SQL GROUP BY Tutorial — Aggregation, HAVING, and the 5 Mistakes Most Analysts Make
GROUP BY is where most SQL learners cross from "I can write a SELECT" to "I can answer real business questions." It's also where most early bugs land — every analyst has produced a wrong number because they put a non-aggregated column in SELECT, filtered an aggregate in WHERE, or forgot that NULL is its own group. This guide walks the mental model, the grouping rule, HAVING vs WHERE, and the five mistakes that defeat most analysts — with runnable examples and a clear practice path.
Contents
- The mental model — collapsing rows into groups
- The grouping rule (the one rule)
- HAVING vs WHERE — the most-asked interview question
- GROUP BY on multiple columns
- The five aggregates and how they handle NULL
- The 5 mistakes that defeat most analysts
- Conditional aggregation — SUM(CASE WHEN)
- ROLLUP, CUBE, GROUPING SETS
- Performance notes
- The GROUP BY checklist
- Practice with real challenges
The mental model — collapsing rows into groups
Think of GROUP BY as a two-step process the engine runs in your head.
- Step 1 — partition. The engine reads every row from the source and drops it into a bucket based on the GROUP BY columns. All rows with the same
departmentvalue land in the same bucket. All rows with the same(department, year)pair land together if you grouped by both. - Step 2 — collapse. Each bucket becomes exactly one output row. The aggregate functions in your SELECT — COUNT, SUM, AVG, MIN, MAX — fold each bucket's rows down into single values. The output table has one row per bucket.
Once that picture is in your head, the grouping rule explains itself: any column you SELECT must either be in the GROUP BY (so every row in the bucket has the same value, and there's one obvious answer) or wrapped in an aggregate (so the bucket's many rows fold into one value).
SELECT department,
COUNT(*) AS headcount,
AVG(salary) AS avg_salary
FROM employees
GROUP BY department;
Three departments in the table → three output rows. The engine partitions on department, then for each bucket it computes COUNT(*) and AVG(salary). The headcount and avg_salary columns aren't in GROUP BY because they're aggregates — they collapse the bucket. The department column is allowed because every row in a single bucket has the same department value.

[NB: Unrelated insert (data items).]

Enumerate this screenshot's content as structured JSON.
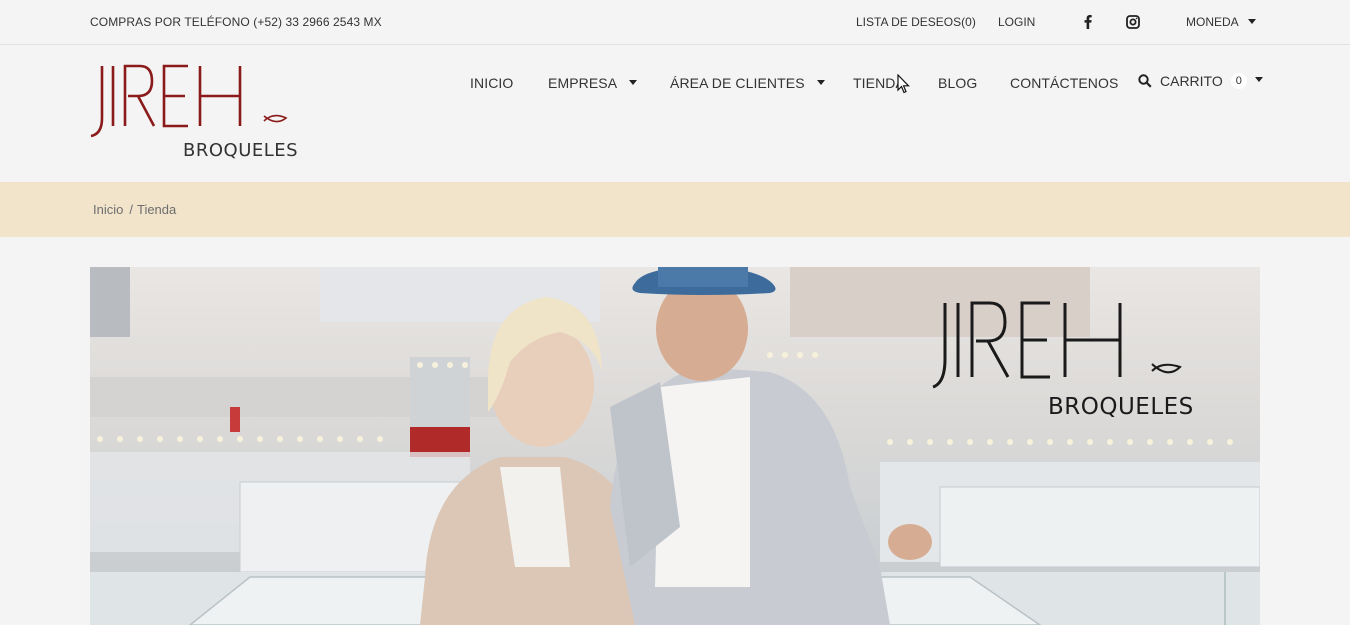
{
  "topbar": {
    "phone": "COMPRAS POR TELÉFONO (+52) 33 2966 2543 MX",
    "wishlist": "LISTA DE DESEOS(0)",
    "login": "LOGIN",
    "facebook_icon": "facebook-icon",
    "instagram_icon": "instagram-icon",
    "currency": "MONEDA"
  },
  "logo": {
    "brand": "JIREH",
    "sub": "BROQUELES",
    "color": "#8b1a1a"
  },
  "nav": {
    "items": [
      {
        "label": "INICIO"
      },
      {
        "label": "EMPRESA"
      },
      {
        "label": "ÁREA DE CLIENTES"
      },
      {
        "label": "TIENDA"
      },
      {
        "label": "BLOG"
      },
      {
        "label": "CONTÁCTENOS"
      }
    ],
    "cart_label": "CARRITO",
    "cart_count": "0"
  },
  "breadcrumb": {
    "home": "Inicio",
    "separator": "/",
    "current": "Tienda",
    "background": "#f2e4cb"
  },
  "hero": {
    "brand": "JIREH",
    "sub": "BROQUELES"
  }
}
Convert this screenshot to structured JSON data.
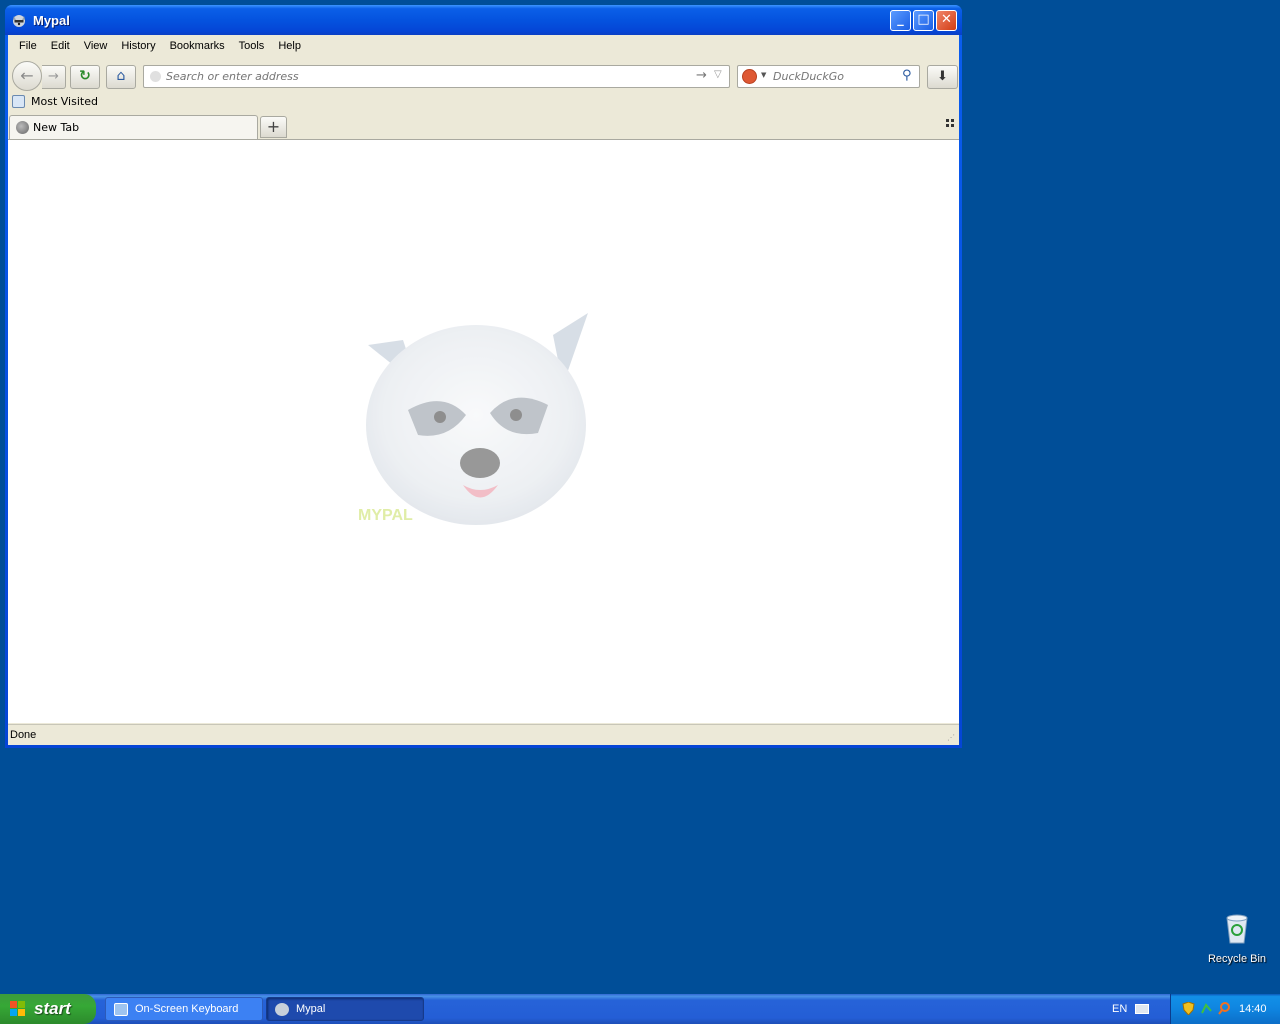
{
  "window": {
    "title": "Mypal",
    "minimize_label": "_",
    "maximize_label": "□",
    "close_label": "✕"
  },
  "menu": {
    "items": [
      "File",
      "Edit",
      "View",
      "History",
      "Bookmarks",
      "Tools",
      "Help"
    ]
  },
  "navbar": {
    "back_glyph": "←",
    "forward_glyph": "→",
    "reload_glyph": "↻",
    "home_glyph": "⌂",
    "url_placeholder": "Search or enter address",
    "url_value": "",
    "go_glyph": "→",
    "dropdown_glyph": "▽",
    "search_placeholder": "DuckDuckGo",
    "search_engine": "DuckDuckGo",
    "search_glyph": "⚲",
    "download_glyph": "⬇"
  },
  "bookmarks": {
    "items": [
      {
        "label": "Most Visited"
      }
    ]
  },
  "tabs": {
    "items": [
      {
        "label": "New Tab",
        "active": true
      }
    ],
    "new_tab_glyph": "+",
    "list_glyph": "▪▪"
  },
  "content": {
    "logo": "raccoon-logo",
    "logo_caption": "MYPAL"
  },
  "status": {
    "text": "Done"
  },
  "desktop": {
    "icons": [
      {
        "label": "Recycle Bin"
      }
    ]
  },
  "taskbar": {
    "start_label": "start",
    "tasks": [
      {
        "label": "On-Screen Keyboard",
        "active": false
      },
      {
        "label": "Mypal",
        "active": true
      }
    ],
    "language": "EN",
    "clock": "14:40"
  },
  "colors": {
    "desktop": "#004e98",
    "titlebar": "#0553df",
    "chrome": "#ece9d8",
    "start": "#36a836",
    "taskbar": "#245ed6"
  }
}
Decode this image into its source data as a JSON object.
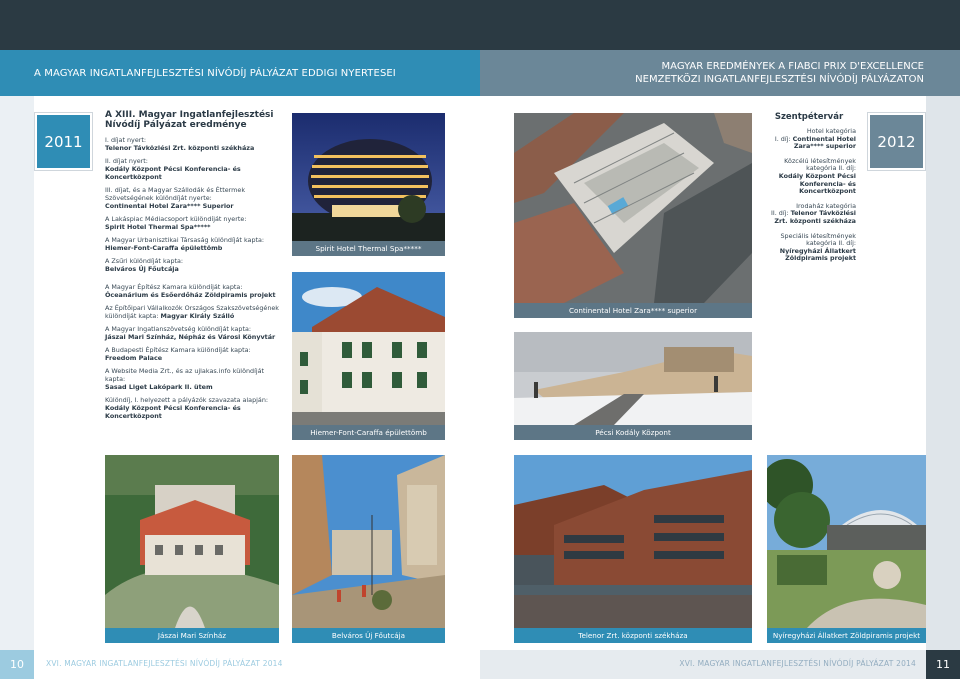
{
  "header": {
    "left_title": "A MAGYAR INGATLANFEJLESZTÉSI NÍVÓDÍJ PÁLYÁZAT EDDIGI NYERTESEI",
    "right_title_line1": "MAGYAR EREDMÉNYEK A FIABCI PRIX D'EXCELLENCE",
    "right_title_line2": "NEMZETKÖZI INGATLANFEJLESZTÉSI NÍVÓDÍJ PÁLYÁZATON"
  },
  "years": {
    "left": "2011",
    "right": "2012"
  },
  "left_column": {
    "title": "A XIII. Magyar Ingatlanfejlesztési Nívódíj Pályázat eredménye",
    "entries": [
      {
        "label": "I. díjat nyert:",
        "winner": "Telenor Távközlési Zrt. központi székháza"
      },
      {
        "label": "II. díjat nyert:",
        "winner": "Kodály Központ Pécsi Konferencia- és Koncertközpont"
      },
      {
        "label": "III. díjat, és a Magyar Szállodák és Éttermek Szövetségének különdíját nyerte:",
        "winner": "Continental Hotel Zara**** Superior"
      },
      {
        "label": "A Lakáspiac Médiacsoport különdíját nyerte:",
        "winner": "Spirit Hotel Thermal Spa*****"
      },
      {
        "label": "A Magyar Urbanisztikai Társaság különdíját kapta:",
        "winner": "Hiemer-Font-Caraffa épülettömb"
      },
      {
        "label": "A Zsűri különdíját kapta:",
        "winner": "Belváros Új Főutcája"
      },
      {
        "label": "A Magyar Építész Kamara különdíját kapta:",
        "winner": "Óceanárium és Esőerdőház Zöldpiramis projekt"
      },
      {
        "label": "Az Építőipari Vállalkozók Országos Szakszövetségének különdíját kapta: ",
        "winner": "Magyar Király Szálló",
        "inline": true
      },
      {
        "label": "A Magyar Ingatlanszövetség különdíját kapta:",
        "winner": "Jászai Mari Színház, Népház és Városi Könyvtár"
      },
      {
        "label": "A Budapesti Építész Kamara különdíját kapta:",
        "winner": "Freedom Palace"
      },
      {
        "label": "A Website Media Zrt., és az ujlakas.info különdíját kapta:",
        "winner": "Sasad Liget Lakópark II. ütem"
      },
      {
        "label": "Különdíj, I. helyezett a pályázók szavazata alapján:",
        "winner": "Kodály Központ Pécsi Konferencia- és Koncertközpont"
      }
    ]
  },
  "captions": {
    "spirit": "Spirit Hotel Thermal Spa*****",
    "continental": "Continental Hotel Zara**** superior",
    "hiemer": "Hiemer-Font-Caraffa épülettömb",
    "kodaly": "Pécsi Kodály Központ",
    "jaszai": "Jászai Mari Színház",
    "belvaros": "Belváros Új Főutcája",
    "telenor": "Telenor Zrt. központi székháza",
    "nyiregyhaza": "Nyíregyházi Állatkert Zöldpiramis projekt"
  },
  "right_column": {
    "title": "Szentpétervár",
    "categories": [
      {
        "category": "Hotel kategória",
        "prize": "I. díj: ",
        "winner": "Continental Hotel Zara**** superior"
      },
      {
        "category": "Közcélú létesítmények kategória II. díj:",
        "prize": "",
        "winner": "Kodály Központ Pécsi Konferencia- és Koncertközpont"
      },
      {
        "category": "Irodaház kategória",
        "prize": "II. díj: ",
        "winner": "Telenor Távközlési Zrt. központi székháza"
      },
      {
        "category": "Speciális létesítmények kategória II. díj:",
        "prize": "",
        "winner": "Nyíregyházi Állatkert Zöldpiramis projekt"
      }
    ]
  },
  "footer": {
    "left_page": "10",
    "right_page": "11",
    "left_text": "XVI. MAGYAR INGATLANFEJLESZTÉSI NÍVÓDÍJ PÁLYÁZAT 2014",
    "right_text": "XVI. MAGYAR INGATLANFEJLESZTÉSI NÍVÓDÍJ PÁLYÁZAT 2014"
  }
}
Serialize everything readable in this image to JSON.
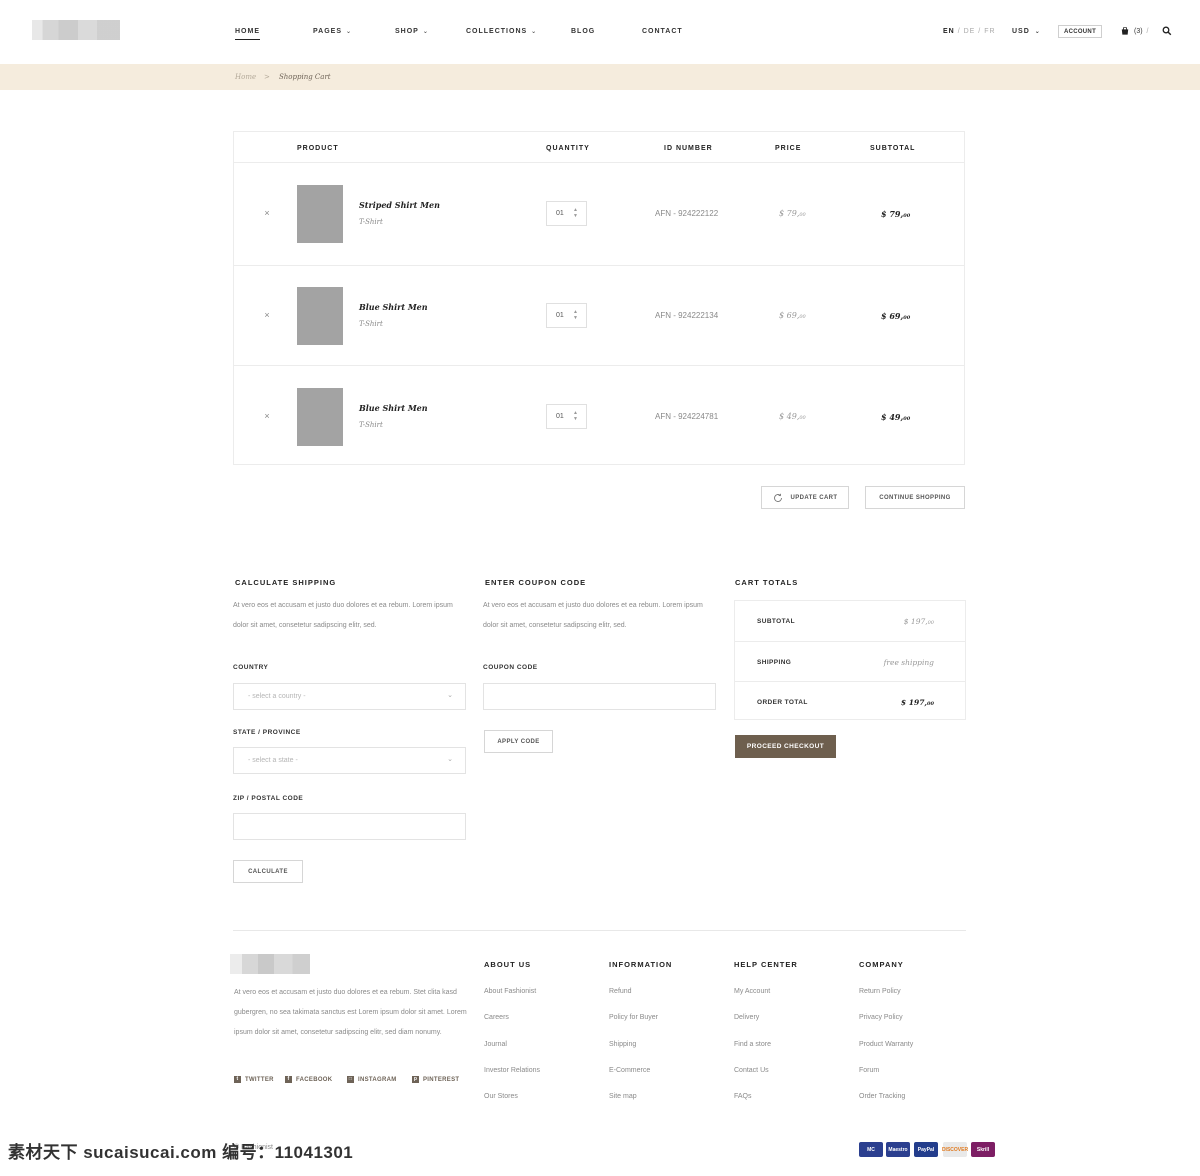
{
  "header": {
    "nav": [
      {
        "label": "HOME",
        "active": true,
        "dropdown": false
      },
      {
        "label": "PAGES",
        "active": false,
        "dropdown": true
      },
      {
        "label": "SHOP",
        "active": false,
        "dropdown": true
      },
      {
        "label": "COLLECTIONS",
        "active": false,
        "dropdown": true
      },
      {
        "label": "BLOG",
        "active": false,
        "dropdown": false
      },
      {
        "label": "CONTACT",
        "active": false,
        "dropdown": false
      }
    ],
    "lang": {
      "current": "EN",
      "others": [
        "DE",
        "FR"
      ],
      "separator": "/"
    },
    "currency": "USD",
    "account_label": "ACCOUNT",
    "cart_count": "(3)",
    "cart_sep": "/",
    "icons": {
      "cart": "shopping-bag-icon",
      "search": "search-icon",
      "chevron": "chevron-down-icon"
    }
  },
  "breadcrumb": {
    "home": "Home",
    "arrow": ">",
    "current": "Shopping Cart"
  },
  "cart": {
    "headers": {
      "product": "PRODUCT",
      "quantity": "QUANTITY",
      "id": "ID NUMBER",
      "price": "PRICE",
      "subtotal": "SUBTOTAL"
    },
    "items": [
      {
        "name": "Striped Shirt Men",
        "type": "T-Shirt",
        "qty": "01",
        "id": "AFN - 924222122",
        "price": "$ 79,",
        "price_cents": "00",
        "subtotal": "$ 79,",
        "subtotal_cents": "00"
      },
      {
        "name": "Blue Shirt Men",
        "type": "T-Shirt",
        "qty": "01",
        "id": "AFN - 924222134",
        "price": "$ 69,",
        "price_cents": "00",
        "subtotal": "$ 69,",
        "subtotal_cents": "00"
      },
      {
        "name": "Blue Shirt Men",
        "type": "T-Shirt",
        "qty": "01",
        "id": "AFN - 924224781",
        "price": "$ 49,",
        "price_cents": "00",
        "subtotal": "$ 49,",
        "subtotal_cents": "00"
      }
    ],
    "remove_glyph": "×",
    "update_label": "UPDATE CART",
    "continue_label": "CONTINUE SHOPPING"
  },
  "shipping": {
    "title": "CALCULATE SHIPPING",
    "text": "At vero eos et accusam et justo duo dolores et ea rebum. Lorem ipsum dolor sit amet, consetetur sadipscing elitr, sed.",
    "country_label": "COUNTRY",
    "country_placeholder": "- select a country -",
    "state_label": "STATE / PROVINCE",
    "state_placeholder": "- select a state -",
    "zip_label": "ZIP / POSTAL CODE",
    "calculate_label": "CALCULATE"
  },
  "coupon": {
    "title": "ENTER COUPON CODE",
    "text": "At vero eos et accusam et justo duo dolores et ea rebum. Lorem ipsum dolor sit amet, consetetur sadipscing elitr, sed.",
    "code_label": "COUPON CODE",
    "apply_label": "APPLY CODE"
  },
  "totals": {
    "title": "CART TOTALS",
    "subtotal_label": "SUBTOTAL",
    "subtotal_value": "$ 197,",
    "subtotal_cents": "00",
    "shipping_label": "SHIPPING",
    "shipping_value": "free shipping",
    "order_label": "ORDER TOTAL",
    "order_value": "$ 197,",
    "order_cents": "00",
    "checkout_label": "PROCEED CHECKOUT"
  },
  "footer": {
    "about_text": "At vero eos et accusam et justo duo dolores et ea rebum. Stet clita kasd gubergren, no sea takimata sanctus est Lorem ipsum dolor sit amet. Lorem ipsum dolor sit amet, consetetur sadipscing elitr, sed diam nonumy.",
    "social": [
      "TWITTER",
      "FACEBOOK",
      "INSTAGRAM",
      "PINTEREST"
    ],
    "columns": [
      {
        "title": "ABOUT US",
        "links": [
          "About Fashionist",
          "Careers",
          "Journal",
          "Investor Relations",
          "Our Stores"
        ]
      },
      {
        "title": "INFORMATION",
        "links": [
          "Refund",
          "Policy for Buyer",
          "Shipping",
          "E-Commerce",
          "Site map"
        ]
      },
      {
        "title": "HELP CENTER",
        "links": [
          "My Account",
          "Delivery",
          "Find a store",
          "Contact Us",
          "FAQs"
        ]
      },
      {
        "title": "COMPANY",
        "links": [
          "Return Policy",
          "Privacy Policy",
          "Product Warranty",
          "Forum",
          "Order Tracking"
        ]
      }
    ],
    "copyright": "© Fashionist",
    "payments": [
      {
        "label": "MC",
        "color": "#2b3f8f"
      },
      {
        "label": "Maestro",
        "color": "#2b3f8f"
      },
      {
        "label": "PayPal",
        "color": "#233d8c"
      },
      {
        "label": "DISCOVER",
        "color": "#e9e9e9"
      },
      {
        "label": "Skrill",
        "color": "#7d1e64"
      }
    ]
  },
  "watermark": "素材天下 sucaisucai.com  编号：11041301"
}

The grouping rule (the one rule)
Every column in SELECT must be in GROUP BY, or wrapped in an aggregate function. No exceptions.
This is the single rule that, if you internalize it, prevents 80% of GROUP BY bugs. The reason: a single output row has to have a single value in every column, but a group of input rows often has many different values in a non-grouped column. The engine has no way to pick "the right one" — so it errors, or worse, it picks arbitrarily and lies to you.
SELECT department,
name, -- ⚠ ambiguous: which name?
COUNT(*) AS headcount
FROM employees
GROUP BY department;
-- Postgres / SQL Server / BigQuery: ERROR
-- Old MySQL: returns ARBITRARY name from each bucket (silent bug)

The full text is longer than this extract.